Der Zwerg tobte. Sagarina, Bernolt und Theodor sahen gerade dabei zu, wie Argosh, der Zwergenälteste sich fast jugendlicher Raserei preisgab- Schimpfen hält halt jung- und über einen Soldaten her zog, der fast doppelt so groß war. Die Elfen hatten, kaum war der hohe Rat aus dem Gebäude herausgetreten, etwas von göttlicher Fügung und Feiern geredet, was keiner so recht verstanden hatte, und sind in Richtung des Elfenhains davon gelaufen.

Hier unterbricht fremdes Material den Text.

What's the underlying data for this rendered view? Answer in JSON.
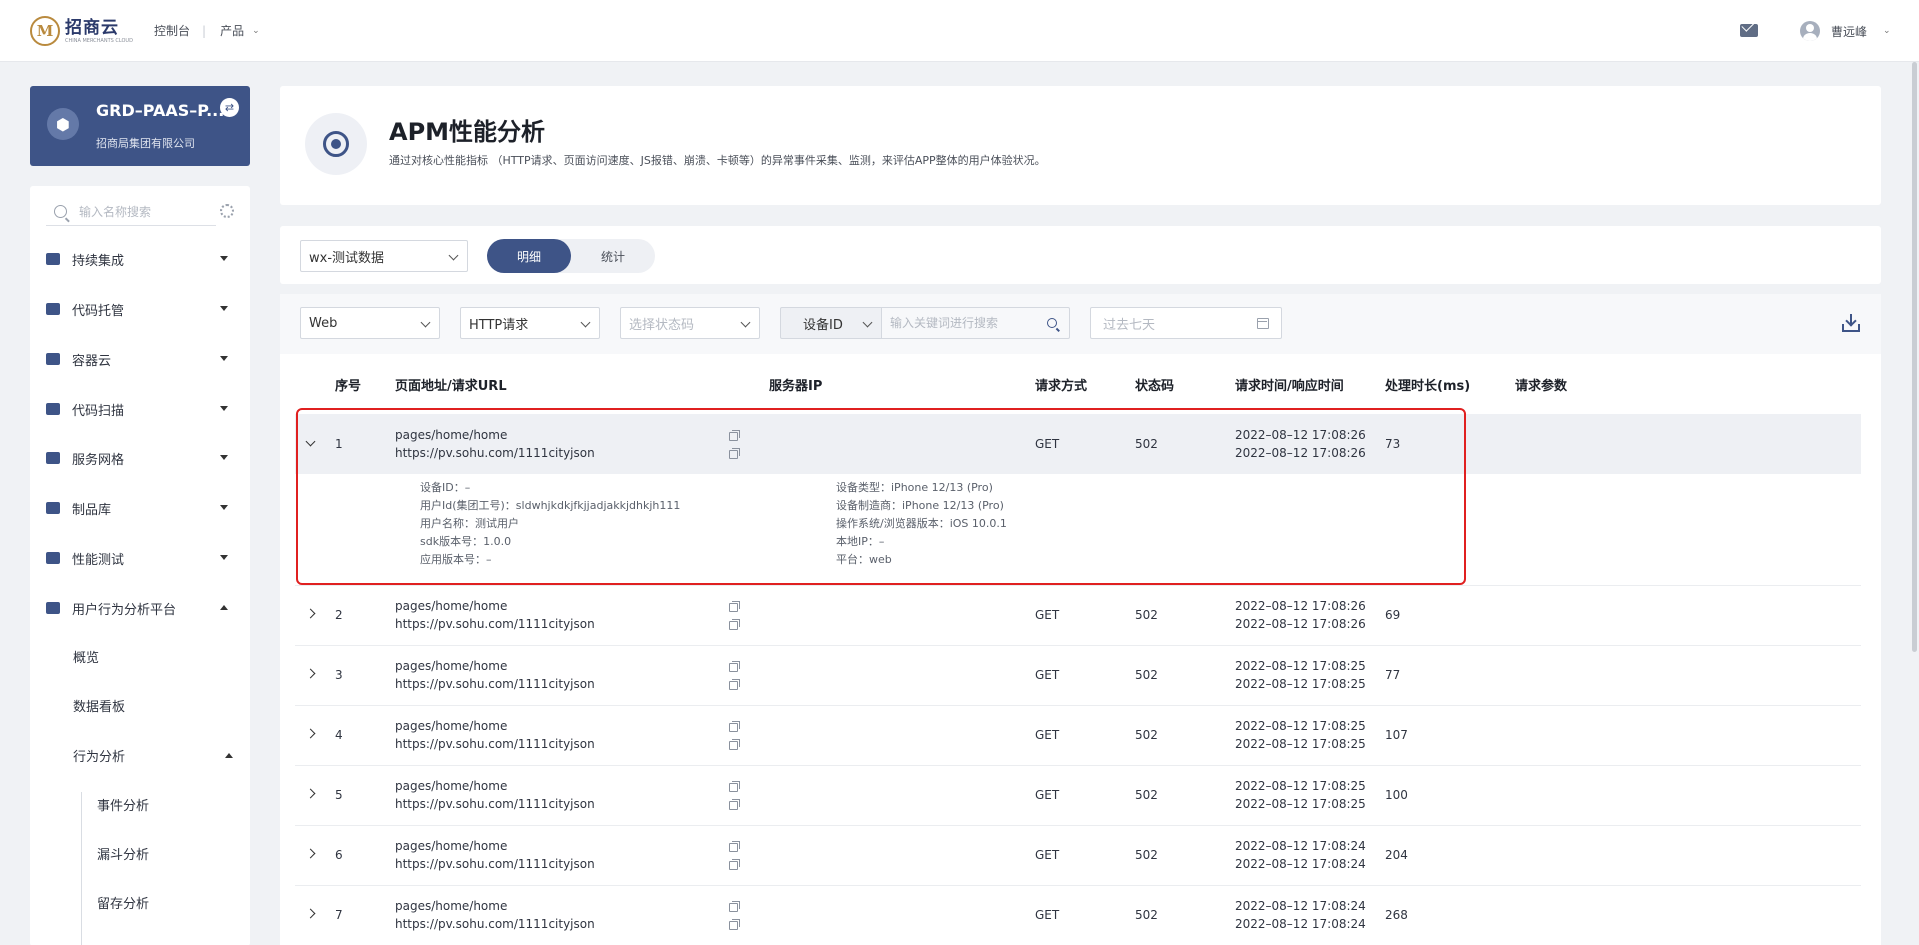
{
  "topbar": {
    "logo_text": "招商云",
    "logo_subtext": "CHINA MERCHANTS CLOUD",
    "nav": [
      {
        "label": "控制台"
      },
      {
        "label": "产品"
      }
    ],
    "user_name": "曹远峰"
  },
  "project": {
    "name": "GRD–PAAS–P...",
    "org": "招商局集团有限公司"
  },
  "sidebar": {
    "search_placeholder": "输入名称搜索",
    "menu": [
      {
        "label": "持续集成",
        "expanded": false
      },
      {
        "label": "代码托管",
        "expanded": false
      },
      {
        "label": "容器云",
        "expanded": false
      },
      {
        "label": "代码扫描",
        "expanded": false
      },
      {
        "label": "服务网格",
        "expanded": false
      },
      {
        "label": "制品库",
        "expanded": false
      },
      {
        "label": "性能测试",
        "expanded": false
      },
      {
        "label": "用户行为分析平台",
        "expanded": true
      }
    ],
    "sub_items": [
      {
        "label": "概览"
      },
      {
        "label": "数据看板"
      },
      {
        "label": "行为分析"
      }
    ],
    "sub_sub_items": [
      {
        "label": "事件分析"
      },
      {
        "label": "漏斗分析"
      },
      {
        "label": "留存分析"
      }
    ]
  },
  "header": {
    "title": "APM性能分析",
    "description": "通过对核心性能指标 （HTTP请求、页面访问速度、JS报错、崩溃、卡顿等）的异常事件采集、监测，来评估APP整体的用户体验状况。"
  },
  "view": {
    "app_select": "wx-测试数据",
    "tab_detail": "明细",
    "tab_stats": "统计",
    "active_tab": "明细"
  },
  "filters": {
    "platform": "Web",
    "type": "HTTP请求",
    "status_placeholder": "选择状态码",
    "search_field": "设备ID",
    "search_placeholder": "输入关键词进行搜索",
    "date_placeholder": "过去七天"
  },
  "table": {
    "columns": [
      "序号",
      "页面地址/请求URL",
      "服务器IP",
      "请求方式",
      "状态码",
      "请求时间/响应时间",
      "处理时长(ms)",
      "请求参数"
    ],
    "rows": [
      {
        "no": "1",
        "page": "pages/home/home",
        "url": "https://pv.sohu.com/1111cityjson",
        "method": "GET",
        "status": "502",
        "req_time": "2022–08–12 17:08:26",
        "resp_time": "2022–08–12 17:08:26",
        "duration": "73"
      },
      {
        "no": "2",
        "page": "pages/home/home",
        "url": "https://pv.sohu.com/1111cityjson",
        "method": "GET",
        "status": "502",
        "req_time": "2022–08–12 17:08:26",
        "resp_time": "2022–08–12 17:08:26",
        "duration": "69"
      },
      {
        "no": "3",
        "page": "pages/home/home",
        "url": "https://pv.sohu.com/1111cityjson",
        "method": "GET",
        "status": "502",
        "req_time": "2022–08–12 17:08:25",
        "resp_time": "2022–08–12 17:08:25",
        "duration": "77"
      },
      {
        "no": "4",
        "page": "pages/home/home",
        "url": "https://pv.sohu.com/1111cityjson",
        "method": "GET",
        "status": "502",
        "req_time": "2022–08–12 17:08:25",
        "resp_time": "2022–08–12 17:08:25",
        "duration": "107"
      },
      {
        "no": "5",
        "page": "pages/home/home",
        "url": "https://pv.sohu.com/1111cityjson",
        "method": "GET",
        "status": "502",
        "req_time": "2022–08–12 17:08:25",
        "resp_time": "2022–08–12 17:08:25",
        "duration": "100"
      },
      {
        "no": "6",
        "page": "pages/home/home",
        "url": "https://pv.sohu.com/1111cityjson",
        "method": "GET",
        "status": "502",
        "req_time": "2022–08–12 17:08:24",
        "resp_time": "2022–08–12 17:08:24",
        "duration": "204"
      },
      {
        "no": "7",
        "page": "pages/home/home",
        "url": "https://pv.sohu.com/1111cityjson",
        "method": "GET",
        "status": "502",
        "req_time": "2022–08–12 17:08:24",
        "resp_time": "2022–08–12 17:08:24",
        "duration": "268"
      }
    ],
    "detail": {
      "left": [
        "设备ID：–",
        "用户Id(集团工号)：sldwhjkdkjfkjjadjakkjdhkjh111",
        "用户名称：测试用户",
        "sdk版本号：1.0.0",
        "应用版本号：–"
      ],
      "right": [
        "设备类型：iPhone 12/13 (Pro)",
        "设备制造商：iPhone 12/13 (Pro)",
        "操作系统/浏览器版本：iOS 10.0.1",
        "本地IP：–",
        "平台：web"
      ]
    }
  },
  "colors": {
    "brand": "#3e5487",
    "highlight": "#e02020"
  }
}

Torhac und Tirk, die beiden anderen Zwerge hatten sich, kaum hatte die Gruppe die erste Barrikade durchschritten und vom Einsturz jener großen Brücke zwischen dem Magierturm und dem Regierungsgebäude erfahren, auf eine Idee Torhacs hin auf den Weg zur Erfindergasse gemacht, um dort einen Rondrak um Hilfe zu bitten. So waren Die drei Menschen alleine mit dem Zwerg verlieben, und hatten sich durch die Massen gedrängt, welche die Umgebung des Thrýstal-Ernesti-Platzes verstopften. Am Torbogen, welcher von dem Bewohnten Bereich auf den Platz führte war eine weitere Barriere aufgestellt worden.

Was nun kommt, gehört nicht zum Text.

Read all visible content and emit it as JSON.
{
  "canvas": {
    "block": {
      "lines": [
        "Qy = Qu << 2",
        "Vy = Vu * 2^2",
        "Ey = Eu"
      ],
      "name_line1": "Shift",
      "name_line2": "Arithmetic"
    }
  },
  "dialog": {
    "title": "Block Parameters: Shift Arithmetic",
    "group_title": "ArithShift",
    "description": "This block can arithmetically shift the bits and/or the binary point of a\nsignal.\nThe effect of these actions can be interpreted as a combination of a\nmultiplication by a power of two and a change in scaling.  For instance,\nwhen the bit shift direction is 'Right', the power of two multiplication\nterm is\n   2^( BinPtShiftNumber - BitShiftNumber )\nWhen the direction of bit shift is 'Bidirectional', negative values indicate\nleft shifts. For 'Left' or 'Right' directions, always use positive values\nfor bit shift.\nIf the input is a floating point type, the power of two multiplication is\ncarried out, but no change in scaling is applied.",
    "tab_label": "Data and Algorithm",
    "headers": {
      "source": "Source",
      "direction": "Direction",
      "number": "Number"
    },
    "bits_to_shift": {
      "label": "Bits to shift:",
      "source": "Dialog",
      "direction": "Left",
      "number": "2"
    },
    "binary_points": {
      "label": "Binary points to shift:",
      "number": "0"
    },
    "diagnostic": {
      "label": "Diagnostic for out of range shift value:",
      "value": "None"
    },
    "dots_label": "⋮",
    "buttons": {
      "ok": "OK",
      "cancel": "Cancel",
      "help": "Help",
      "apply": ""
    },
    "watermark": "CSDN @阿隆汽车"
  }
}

Im Gegensatz zur ersten wurden sie nicht sofort eingelassen, sobald sie die Ketten des Rates vorzeigten. Ganz im Gegenteil: Der Soldat beharrte felsenfest darauf, sie nicht herein zu lassen. So kam es, dass Argosh sich auf das heftigste mit ihm stritt. Er hielt die vier Ketten hoch, welche sie dabei hatten und brüllte den Soldaten inzwischen ununterbrochen an.
„Das wird Konsequenzen haben du unfähiger Langbeiner!“ Der Soldat hingegen schaffte es dank seiner militärischen Disziplin ein reserviertes Gesicht beizubehalten.
„Es tut mir Leid, Sir. Ich habe die Anweisung von ganz oben erhalten und werde nicht eher-“
„Aber ich BIN ganz oben!“ der Zwerg unterbrach ihn und wedelte mit den Ketten vor dem Gesicht des Mannes herum.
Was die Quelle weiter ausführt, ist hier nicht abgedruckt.